On the occasion of Valentine’s Day, we analyze the logics of sharing food at a time when social norms around dating have, for some, become more complex, and for others, are now simpler than ever.

Food has always been associated with seduction, with the desire to please or win over the object of one’s affection, or as a ritual to maintain and sustain romantic relationships. Part of the social rituals around couples—whether in ancient times when partners were chosen for mere social convenience without any notion of “romantic” love, or today, when partner selection offers various modalities—has always been linked to sharing food, giving or receiving food, or even attributing qualities to food.

For many, these norms or social practices have become more complex. In the age of the internet as a means to find a partner, is it acceptable to go to a restaurant for a first date? Or is it better to just go for drinks, in case the person is not to one’s liking and the date doesn’t have to be prolonged?

In places where dining out can be expensive, is it appropriate to cook for someone on a first date? Or is that too much effort? Can having a first date centered around food enhance or ruin the experience? When we want to end a relationship or discuss a difficult topic as a couple, is it easier to do so over a meal? Does sharing food in a public place help moderate emotions and prevent outbursts in uncomfortable situations?

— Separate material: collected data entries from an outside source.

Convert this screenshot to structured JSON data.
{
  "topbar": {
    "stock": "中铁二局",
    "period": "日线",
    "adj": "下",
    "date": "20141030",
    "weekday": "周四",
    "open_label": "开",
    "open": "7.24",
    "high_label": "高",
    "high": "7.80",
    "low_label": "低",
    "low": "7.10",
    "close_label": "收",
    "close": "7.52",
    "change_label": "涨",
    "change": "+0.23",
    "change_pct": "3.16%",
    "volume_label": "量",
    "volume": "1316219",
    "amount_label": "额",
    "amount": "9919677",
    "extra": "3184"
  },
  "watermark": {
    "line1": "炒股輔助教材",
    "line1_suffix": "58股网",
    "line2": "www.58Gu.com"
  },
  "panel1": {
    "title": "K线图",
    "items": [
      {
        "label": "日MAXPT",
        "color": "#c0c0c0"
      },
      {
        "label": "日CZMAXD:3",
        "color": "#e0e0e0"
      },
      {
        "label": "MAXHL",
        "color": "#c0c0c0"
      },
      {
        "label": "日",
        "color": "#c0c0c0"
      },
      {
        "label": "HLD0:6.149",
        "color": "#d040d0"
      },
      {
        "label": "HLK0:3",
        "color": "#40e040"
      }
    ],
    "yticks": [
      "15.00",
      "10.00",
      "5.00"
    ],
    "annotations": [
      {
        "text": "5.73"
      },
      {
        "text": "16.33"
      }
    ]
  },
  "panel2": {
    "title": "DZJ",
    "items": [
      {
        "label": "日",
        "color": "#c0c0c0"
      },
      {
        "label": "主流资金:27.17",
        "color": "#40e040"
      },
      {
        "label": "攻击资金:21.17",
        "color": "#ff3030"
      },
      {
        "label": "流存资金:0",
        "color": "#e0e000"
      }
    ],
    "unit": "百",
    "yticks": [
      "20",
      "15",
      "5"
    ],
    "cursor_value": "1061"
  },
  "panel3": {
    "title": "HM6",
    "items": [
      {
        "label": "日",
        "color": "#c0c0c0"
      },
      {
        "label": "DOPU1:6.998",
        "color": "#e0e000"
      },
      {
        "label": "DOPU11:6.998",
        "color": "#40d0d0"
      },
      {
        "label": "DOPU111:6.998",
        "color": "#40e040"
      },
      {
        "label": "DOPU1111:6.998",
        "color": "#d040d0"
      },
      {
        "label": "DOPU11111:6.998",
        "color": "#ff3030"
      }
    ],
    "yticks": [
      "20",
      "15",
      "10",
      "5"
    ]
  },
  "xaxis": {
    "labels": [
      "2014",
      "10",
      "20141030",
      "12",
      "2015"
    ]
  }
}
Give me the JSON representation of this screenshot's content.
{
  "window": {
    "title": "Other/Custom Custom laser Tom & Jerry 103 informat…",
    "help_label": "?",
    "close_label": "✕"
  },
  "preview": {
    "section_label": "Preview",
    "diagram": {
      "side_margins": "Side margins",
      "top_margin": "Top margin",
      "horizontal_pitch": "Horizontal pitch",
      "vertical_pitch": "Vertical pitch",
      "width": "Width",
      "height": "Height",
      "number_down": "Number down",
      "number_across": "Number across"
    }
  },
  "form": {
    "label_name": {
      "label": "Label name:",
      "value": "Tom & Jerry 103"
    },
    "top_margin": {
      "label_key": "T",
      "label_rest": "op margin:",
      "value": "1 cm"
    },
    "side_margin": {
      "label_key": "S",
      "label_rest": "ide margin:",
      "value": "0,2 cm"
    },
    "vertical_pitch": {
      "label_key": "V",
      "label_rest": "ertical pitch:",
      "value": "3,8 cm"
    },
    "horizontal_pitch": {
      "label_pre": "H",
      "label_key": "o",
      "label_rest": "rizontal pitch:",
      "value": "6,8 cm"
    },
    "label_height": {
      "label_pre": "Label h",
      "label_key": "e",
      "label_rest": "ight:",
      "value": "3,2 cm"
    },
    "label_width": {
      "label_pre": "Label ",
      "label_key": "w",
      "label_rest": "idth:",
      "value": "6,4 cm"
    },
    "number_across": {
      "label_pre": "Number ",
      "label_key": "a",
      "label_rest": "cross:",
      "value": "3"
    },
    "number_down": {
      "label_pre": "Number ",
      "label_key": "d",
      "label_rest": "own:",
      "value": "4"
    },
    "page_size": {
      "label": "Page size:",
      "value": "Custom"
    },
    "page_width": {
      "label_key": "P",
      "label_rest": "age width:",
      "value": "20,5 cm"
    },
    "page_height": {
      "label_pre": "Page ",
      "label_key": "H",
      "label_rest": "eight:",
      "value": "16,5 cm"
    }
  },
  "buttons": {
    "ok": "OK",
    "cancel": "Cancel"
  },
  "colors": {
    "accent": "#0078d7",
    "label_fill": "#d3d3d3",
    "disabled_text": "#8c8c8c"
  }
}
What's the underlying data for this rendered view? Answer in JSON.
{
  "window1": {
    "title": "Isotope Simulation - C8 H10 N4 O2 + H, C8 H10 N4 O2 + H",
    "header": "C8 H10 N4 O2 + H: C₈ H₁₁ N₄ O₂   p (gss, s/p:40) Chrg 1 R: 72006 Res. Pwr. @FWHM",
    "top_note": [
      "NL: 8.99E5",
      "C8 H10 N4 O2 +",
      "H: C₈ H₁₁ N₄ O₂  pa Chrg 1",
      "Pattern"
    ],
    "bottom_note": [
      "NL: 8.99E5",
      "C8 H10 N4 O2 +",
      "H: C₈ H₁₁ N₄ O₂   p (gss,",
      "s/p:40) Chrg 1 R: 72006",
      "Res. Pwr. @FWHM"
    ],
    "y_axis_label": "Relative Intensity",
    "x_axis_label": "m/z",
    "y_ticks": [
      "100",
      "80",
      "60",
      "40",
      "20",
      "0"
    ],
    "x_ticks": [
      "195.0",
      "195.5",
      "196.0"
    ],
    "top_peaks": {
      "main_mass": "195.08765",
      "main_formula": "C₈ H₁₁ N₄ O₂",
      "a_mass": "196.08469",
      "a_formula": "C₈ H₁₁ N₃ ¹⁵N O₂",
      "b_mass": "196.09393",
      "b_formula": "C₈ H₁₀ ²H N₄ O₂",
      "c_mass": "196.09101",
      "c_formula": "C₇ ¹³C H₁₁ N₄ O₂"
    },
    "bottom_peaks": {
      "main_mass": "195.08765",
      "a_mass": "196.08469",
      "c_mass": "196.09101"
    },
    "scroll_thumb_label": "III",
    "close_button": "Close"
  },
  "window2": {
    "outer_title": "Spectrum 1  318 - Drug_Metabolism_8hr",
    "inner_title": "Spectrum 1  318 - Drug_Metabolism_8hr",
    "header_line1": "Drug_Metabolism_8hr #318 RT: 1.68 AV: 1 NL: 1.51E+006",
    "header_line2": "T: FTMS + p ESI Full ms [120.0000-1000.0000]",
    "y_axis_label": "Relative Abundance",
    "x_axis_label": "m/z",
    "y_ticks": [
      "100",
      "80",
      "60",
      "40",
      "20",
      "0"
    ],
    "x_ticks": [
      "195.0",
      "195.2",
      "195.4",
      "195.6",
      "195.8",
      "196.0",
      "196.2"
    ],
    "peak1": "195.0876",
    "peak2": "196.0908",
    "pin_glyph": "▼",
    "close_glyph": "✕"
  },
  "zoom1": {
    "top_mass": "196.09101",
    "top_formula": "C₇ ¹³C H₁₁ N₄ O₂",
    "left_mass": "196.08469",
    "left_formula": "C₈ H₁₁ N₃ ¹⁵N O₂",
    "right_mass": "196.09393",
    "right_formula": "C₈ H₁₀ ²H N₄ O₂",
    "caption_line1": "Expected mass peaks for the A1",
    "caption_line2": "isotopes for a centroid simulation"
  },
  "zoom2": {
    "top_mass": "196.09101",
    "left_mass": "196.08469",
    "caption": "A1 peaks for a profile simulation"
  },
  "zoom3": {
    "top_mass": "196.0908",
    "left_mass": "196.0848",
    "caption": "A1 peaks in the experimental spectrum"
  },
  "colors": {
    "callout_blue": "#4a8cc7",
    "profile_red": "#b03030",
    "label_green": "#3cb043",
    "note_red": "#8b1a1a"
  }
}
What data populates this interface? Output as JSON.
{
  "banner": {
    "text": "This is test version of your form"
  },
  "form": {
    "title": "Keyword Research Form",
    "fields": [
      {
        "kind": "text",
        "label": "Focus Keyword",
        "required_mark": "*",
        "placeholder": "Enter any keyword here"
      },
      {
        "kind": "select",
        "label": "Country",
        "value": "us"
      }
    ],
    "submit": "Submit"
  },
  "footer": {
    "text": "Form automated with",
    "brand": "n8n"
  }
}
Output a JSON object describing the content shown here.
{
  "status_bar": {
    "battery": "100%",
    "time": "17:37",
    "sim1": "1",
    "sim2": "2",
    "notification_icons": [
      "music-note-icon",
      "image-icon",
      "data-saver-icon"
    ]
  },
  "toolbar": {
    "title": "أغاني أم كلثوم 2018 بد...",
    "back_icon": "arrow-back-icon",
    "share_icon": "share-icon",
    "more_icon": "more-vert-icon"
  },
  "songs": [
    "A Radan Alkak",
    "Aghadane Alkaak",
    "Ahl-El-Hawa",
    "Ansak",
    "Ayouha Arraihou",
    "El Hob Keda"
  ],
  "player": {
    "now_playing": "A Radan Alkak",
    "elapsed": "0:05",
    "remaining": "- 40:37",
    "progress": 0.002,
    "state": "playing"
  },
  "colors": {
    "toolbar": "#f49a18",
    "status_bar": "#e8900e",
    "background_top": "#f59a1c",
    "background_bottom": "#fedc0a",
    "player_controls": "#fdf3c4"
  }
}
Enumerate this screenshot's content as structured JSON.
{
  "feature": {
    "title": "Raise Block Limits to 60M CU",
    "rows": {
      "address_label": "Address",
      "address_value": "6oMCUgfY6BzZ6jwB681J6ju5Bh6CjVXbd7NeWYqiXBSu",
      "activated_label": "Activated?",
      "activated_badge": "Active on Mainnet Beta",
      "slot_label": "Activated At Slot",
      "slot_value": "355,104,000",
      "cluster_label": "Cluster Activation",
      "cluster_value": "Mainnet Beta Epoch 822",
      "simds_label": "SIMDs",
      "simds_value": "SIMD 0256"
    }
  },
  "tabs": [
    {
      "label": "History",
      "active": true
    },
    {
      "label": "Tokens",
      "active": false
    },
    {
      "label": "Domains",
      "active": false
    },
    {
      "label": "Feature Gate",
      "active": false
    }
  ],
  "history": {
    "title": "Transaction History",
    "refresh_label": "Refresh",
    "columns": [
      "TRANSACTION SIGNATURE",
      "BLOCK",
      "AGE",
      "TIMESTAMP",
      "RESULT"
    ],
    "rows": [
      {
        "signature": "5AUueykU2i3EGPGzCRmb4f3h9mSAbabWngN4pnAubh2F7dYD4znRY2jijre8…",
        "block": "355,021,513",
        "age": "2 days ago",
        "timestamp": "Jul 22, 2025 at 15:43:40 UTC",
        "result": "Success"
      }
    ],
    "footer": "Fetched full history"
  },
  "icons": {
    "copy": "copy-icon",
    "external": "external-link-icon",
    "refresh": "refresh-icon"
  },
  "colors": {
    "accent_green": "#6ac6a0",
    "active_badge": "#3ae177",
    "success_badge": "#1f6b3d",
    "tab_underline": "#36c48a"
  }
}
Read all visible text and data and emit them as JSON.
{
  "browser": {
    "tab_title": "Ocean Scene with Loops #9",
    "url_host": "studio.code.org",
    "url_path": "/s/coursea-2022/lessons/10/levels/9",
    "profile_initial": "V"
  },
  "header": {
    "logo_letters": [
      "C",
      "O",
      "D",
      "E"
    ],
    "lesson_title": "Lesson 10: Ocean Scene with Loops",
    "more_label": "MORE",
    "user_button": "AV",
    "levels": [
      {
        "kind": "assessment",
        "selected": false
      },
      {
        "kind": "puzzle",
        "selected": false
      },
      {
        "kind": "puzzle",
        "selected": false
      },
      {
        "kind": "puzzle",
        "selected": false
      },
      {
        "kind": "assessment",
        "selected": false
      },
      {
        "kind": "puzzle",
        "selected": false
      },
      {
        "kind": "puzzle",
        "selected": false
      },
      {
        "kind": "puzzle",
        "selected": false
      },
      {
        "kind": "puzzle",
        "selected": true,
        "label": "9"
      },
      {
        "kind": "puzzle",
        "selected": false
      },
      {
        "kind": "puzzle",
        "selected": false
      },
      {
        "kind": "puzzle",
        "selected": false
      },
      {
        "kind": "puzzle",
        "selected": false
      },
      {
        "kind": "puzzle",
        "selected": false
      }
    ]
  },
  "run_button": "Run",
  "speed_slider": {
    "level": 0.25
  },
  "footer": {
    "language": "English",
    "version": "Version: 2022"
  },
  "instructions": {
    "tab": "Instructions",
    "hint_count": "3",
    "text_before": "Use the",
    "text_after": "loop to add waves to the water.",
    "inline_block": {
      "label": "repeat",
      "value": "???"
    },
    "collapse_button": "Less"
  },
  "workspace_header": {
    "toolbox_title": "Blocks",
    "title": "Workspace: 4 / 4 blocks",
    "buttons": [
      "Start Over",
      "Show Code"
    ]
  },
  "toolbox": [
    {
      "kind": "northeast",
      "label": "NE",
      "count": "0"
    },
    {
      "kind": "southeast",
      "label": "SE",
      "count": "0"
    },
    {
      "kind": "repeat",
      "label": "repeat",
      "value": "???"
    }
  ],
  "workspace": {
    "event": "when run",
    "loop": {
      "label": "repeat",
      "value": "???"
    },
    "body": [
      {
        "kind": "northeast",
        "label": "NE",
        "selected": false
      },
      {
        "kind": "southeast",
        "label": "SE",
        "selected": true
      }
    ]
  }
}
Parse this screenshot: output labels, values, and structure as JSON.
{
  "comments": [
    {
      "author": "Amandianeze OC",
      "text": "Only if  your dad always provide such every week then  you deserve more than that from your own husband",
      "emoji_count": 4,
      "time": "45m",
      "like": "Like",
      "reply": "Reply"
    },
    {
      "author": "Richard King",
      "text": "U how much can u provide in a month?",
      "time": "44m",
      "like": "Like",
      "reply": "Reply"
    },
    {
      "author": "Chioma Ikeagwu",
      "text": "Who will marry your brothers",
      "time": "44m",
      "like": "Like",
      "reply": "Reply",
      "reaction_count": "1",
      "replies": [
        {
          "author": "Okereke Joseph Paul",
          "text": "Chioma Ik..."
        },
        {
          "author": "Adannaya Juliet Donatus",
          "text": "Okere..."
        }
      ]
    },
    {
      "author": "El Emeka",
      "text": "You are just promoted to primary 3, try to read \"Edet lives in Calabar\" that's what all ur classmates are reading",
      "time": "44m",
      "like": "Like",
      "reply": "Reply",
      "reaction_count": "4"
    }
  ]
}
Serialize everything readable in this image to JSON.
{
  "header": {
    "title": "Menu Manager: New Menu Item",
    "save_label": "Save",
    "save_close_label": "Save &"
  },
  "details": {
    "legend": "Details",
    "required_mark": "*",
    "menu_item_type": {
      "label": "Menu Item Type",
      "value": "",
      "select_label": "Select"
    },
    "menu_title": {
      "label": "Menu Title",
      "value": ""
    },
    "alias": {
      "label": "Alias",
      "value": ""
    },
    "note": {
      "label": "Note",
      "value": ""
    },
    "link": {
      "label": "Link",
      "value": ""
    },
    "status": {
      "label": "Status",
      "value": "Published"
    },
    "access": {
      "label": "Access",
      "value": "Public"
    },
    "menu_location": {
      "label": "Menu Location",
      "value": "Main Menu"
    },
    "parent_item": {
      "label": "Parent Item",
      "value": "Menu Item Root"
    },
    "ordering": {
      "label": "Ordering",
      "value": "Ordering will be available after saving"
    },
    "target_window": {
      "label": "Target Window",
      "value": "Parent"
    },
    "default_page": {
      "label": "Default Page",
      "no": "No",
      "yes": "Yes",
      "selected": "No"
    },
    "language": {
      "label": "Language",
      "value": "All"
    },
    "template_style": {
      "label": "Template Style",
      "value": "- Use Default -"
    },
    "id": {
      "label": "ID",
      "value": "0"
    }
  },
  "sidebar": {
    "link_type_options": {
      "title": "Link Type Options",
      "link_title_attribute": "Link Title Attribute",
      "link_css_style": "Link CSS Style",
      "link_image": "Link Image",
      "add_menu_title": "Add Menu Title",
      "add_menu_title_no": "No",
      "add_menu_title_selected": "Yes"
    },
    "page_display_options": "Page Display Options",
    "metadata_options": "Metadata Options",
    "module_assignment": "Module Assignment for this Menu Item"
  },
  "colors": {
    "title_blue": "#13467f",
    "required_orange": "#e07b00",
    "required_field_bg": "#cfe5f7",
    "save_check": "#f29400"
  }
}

The answers to all these questions vary, depending on experience but also, probably, on a crucial factor that is shaping the way we relate: the generational gap.

For younger generations, the use of social networks is essential for maintaining relationships. Far from being just a facilitator, this also presents challenges in terms of trust and how much virtuality one can tolerate. For example, couples separated by distance might find it helpful to have virtual dates while eating together. For others, this may seem completely “bland” without physical presence.

Just as the internet is a decisive factor in how these interactions are maintained, today’s food offerings provide possibilities and configurations where formal and “traditional” settings coexist with more informal ones, with variations in spaces, schedules, and even the menus shared in these contexts. The way we eat, in some sense, determines the way we relate. Thus, many couples meet through urban groups, for example, vegans, small-scale producers, people with special diets, or enthusiasts of certain types of food.

Although food remains at the center of affective interactions and relationships, the how, when, and where are finding new expressions that align with other aspects of social life that have transformed, such as belonging to specific activist movements, the use of technology and the internet in daily life, and generational gaps. The foundations of human relationships remain rooted in fundamental aspects like solidarity and reciprocity, which are well demonstrated through food.